А деда Дима договорился в сельсовете, и бабушке в избушку провели безлимитный Интернет — как ударнику коммунистического труда. Она сорок пять лет в колхозе служила агрономом-селекционером верой и правдой. Вывела новый сорт сибирских огурцов, морозостойких, с пупырышками. Такой огурец в минус тридцать пять начинает почковаться и даёт такой приятный цвет, изумрудный. Её потом звали в Москву, в Институт общей генетики имени Вавилова. Но баба Моня из Калистратихи ни-ни. В Барнауле и то была всего один раз — на мой день рождения.

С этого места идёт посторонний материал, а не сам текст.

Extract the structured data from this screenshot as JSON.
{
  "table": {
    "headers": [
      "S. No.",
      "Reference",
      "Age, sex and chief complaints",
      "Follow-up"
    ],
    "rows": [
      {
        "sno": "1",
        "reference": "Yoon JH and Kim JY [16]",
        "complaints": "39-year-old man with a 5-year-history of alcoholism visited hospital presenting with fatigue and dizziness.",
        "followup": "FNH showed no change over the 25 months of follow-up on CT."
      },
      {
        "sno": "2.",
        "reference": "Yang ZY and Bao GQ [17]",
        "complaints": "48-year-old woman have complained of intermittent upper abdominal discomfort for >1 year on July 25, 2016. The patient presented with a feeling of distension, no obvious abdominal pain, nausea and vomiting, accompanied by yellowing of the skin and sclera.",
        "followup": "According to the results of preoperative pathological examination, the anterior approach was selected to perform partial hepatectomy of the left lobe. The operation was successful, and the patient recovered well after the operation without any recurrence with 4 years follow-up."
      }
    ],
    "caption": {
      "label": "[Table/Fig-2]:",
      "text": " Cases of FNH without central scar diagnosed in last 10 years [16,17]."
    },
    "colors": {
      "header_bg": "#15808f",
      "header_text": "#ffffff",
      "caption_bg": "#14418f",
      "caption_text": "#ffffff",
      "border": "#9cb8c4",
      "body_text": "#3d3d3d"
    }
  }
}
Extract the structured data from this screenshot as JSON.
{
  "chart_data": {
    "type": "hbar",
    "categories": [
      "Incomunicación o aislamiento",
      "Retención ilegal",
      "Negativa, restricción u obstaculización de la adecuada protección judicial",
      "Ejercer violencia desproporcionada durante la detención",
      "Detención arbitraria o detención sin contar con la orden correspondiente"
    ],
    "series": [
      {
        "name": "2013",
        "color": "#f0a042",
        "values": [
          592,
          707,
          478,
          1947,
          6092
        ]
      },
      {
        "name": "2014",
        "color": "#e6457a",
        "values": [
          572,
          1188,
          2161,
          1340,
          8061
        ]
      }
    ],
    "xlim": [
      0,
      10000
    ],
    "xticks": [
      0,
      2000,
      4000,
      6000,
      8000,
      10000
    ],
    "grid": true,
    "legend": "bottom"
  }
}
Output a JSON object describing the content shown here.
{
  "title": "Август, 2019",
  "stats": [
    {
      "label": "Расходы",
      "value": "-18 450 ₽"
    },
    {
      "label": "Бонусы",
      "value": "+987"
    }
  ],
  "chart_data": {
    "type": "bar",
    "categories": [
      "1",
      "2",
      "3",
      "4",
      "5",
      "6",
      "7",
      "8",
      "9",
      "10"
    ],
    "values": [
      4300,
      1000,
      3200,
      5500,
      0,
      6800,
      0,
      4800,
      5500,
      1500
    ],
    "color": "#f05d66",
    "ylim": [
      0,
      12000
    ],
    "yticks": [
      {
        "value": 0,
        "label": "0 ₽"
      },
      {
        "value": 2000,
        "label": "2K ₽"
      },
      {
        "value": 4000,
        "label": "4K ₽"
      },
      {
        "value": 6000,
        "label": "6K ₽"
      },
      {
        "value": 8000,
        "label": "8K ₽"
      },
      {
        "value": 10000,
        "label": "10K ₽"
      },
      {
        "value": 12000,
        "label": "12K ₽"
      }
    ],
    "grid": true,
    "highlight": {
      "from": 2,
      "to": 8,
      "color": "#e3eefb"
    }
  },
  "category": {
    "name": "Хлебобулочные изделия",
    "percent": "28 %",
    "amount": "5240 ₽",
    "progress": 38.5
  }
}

— Баб, мы скоро придём? — спрашиваю. — Ноги промокли.
— Надо было дедовы валенки надевать. Ишь, в кроссовки вырядился!
— Они японские, непромокаемые.
— Непромокаемые, а промокли. Ширпотреб тайваньский!
Баба Моня быстро освоила Интернет. Её кругозор рос на глазах. Как на дрожжах — даже удивительно. Недаром она ночи напролёт штудировала Всемирную паутину. Особенно интересовала её Япония.
— Эх, жаль, нет у меня клавиатуры с иероглифами! — вздыхала бабушка. — Там в ихних японских блогах о таких делах пишут, о таких делах! На днях селекционеры из префектуры Айти вырастили кубические дыни!
Мы с Бабакой только диву давались. Приехали в Калистратиху проникнуться деревенским укладом, приобщиться к фольклору, так сказать, а на деле выходит наоборот. Бабу Моню сбили с панталыку, сделали интернет-зависимой.
Она вдруг как закричит страшным шёпотом:
— Стой, раз-два!
Мы с Бабакой встали как вкопанные, на бабушку глядим, вокруг озираемся.
— Вы только тихо, не спугните их, — шепчет.
— Кого, бабушка?
— Их, родименьких, подсугробничков!
— Подсугробничков?
— Они ещё совсем маленькие, боязливые, но шустрые бестии. На солнышко вылезут спинки погреть, шёрстку проветрить.
Мне вдруг стало страшно за бабушку. Может, думаю, пересидела в Интернете? Может, у неё развились галлюцинации на фоне глазного перенапряжения? Или с непривычки?
Но потом я выглянул из-за куста на полянку и вижу: правда, из-под снега торчат какие-то нежно-фиолетовые мохнатые цветочки.
На подснежники вроде похожи, только шевелятся. Ничего себе!
Тут они нас с бабой Моней заприметили. Листиками замахали, улыбаются во весь рот — зовут к себе.
— Я тут постою, — говорю.
Я что-то застеснялся.
— Пойдём, неудобно. — Бабака тянет меня за рукав.
А баба Моня среди этих подсугробников сама прямо расцвела вся. К каждому персонально подходит, гладит по головке, сухарик в лапку суёт, словечко доброе шепчет. И Бабака не отстаёт от неё в дарёном фиолетовом пальто.